HuffPo is an unstoppable news source and aggregator specialising in viral content and political sex scandals. This extension gives handy, quick navigation of top stories in each category – which sure beats using their convoluted website (although NewsGlide makes it feel like you’re on an iPad. Much cooler).

——-
So there they are. I haven’t spent hours searching out the best but of those I have come across and used, these have stayed undeleted longer than most!
Oh, nearly forgot.
Those indictors in the address bar include two last good extensions.
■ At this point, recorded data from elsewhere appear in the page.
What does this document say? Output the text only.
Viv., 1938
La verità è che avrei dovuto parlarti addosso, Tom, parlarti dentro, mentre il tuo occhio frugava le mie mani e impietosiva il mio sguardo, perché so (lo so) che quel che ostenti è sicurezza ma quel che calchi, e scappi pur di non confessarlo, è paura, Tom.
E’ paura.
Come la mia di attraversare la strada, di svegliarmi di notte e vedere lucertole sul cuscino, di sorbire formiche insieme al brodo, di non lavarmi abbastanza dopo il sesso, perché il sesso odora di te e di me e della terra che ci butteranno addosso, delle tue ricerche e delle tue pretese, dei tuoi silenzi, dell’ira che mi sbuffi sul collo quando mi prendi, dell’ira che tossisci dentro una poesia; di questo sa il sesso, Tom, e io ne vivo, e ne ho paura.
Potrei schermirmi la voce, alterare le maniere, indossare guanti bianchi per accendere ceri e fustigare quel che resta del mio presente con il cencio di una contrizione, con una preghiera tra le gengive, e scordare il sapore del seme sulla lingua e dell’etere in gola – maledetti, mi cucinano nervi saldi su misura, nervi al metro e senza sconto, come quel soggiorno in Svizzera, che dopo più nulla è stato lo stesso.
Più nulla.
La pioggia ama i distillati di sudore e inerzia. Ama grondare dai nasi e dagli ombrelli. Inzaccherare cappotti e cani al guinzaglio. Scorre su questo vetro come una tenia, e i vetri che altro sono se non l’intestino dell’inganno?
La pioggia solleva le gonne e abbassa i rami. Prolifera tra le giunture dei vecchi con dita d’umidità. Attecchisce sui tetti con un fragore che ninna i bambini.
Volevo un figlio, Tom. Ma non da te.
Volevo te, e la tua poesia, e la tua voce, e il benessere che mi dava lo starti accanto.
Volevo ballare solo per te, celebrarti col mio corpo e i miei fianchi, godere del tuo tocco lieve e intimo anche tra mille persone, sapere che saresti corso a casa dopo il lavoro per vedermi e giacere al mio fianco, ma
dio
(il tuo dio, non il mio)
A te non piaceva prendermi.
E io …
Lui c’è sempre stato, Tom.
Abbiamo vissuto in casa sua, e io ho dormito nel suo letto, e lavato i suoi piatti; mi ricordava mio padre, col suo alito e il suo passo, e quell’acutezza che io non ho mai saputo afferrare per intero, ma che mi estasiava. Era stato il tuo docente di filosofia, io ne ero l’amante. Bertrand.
The first one is an instant Google Reader RSS Subscriber that grabs any RSS and with one click adds it to your Google Reader list. You can even select the folder it should enter.
The light bulb is called Turn Off The LightsClick it while watching video or  slideshow and it cleverly dims the rest of the screen for a sexier viewing experience. Like many of these extensions, it’s great but you need to remember it’s there and to use it.
I am still yet to see a great extension for flickr or Tumblr, but I’m sure one is coming.
Next up…  I must learn how to sync my extensions across multiple computers.
Which extensions do you rely on? Which obvious ones am I missing? Please share, by using your Send from Gmail extension, of course.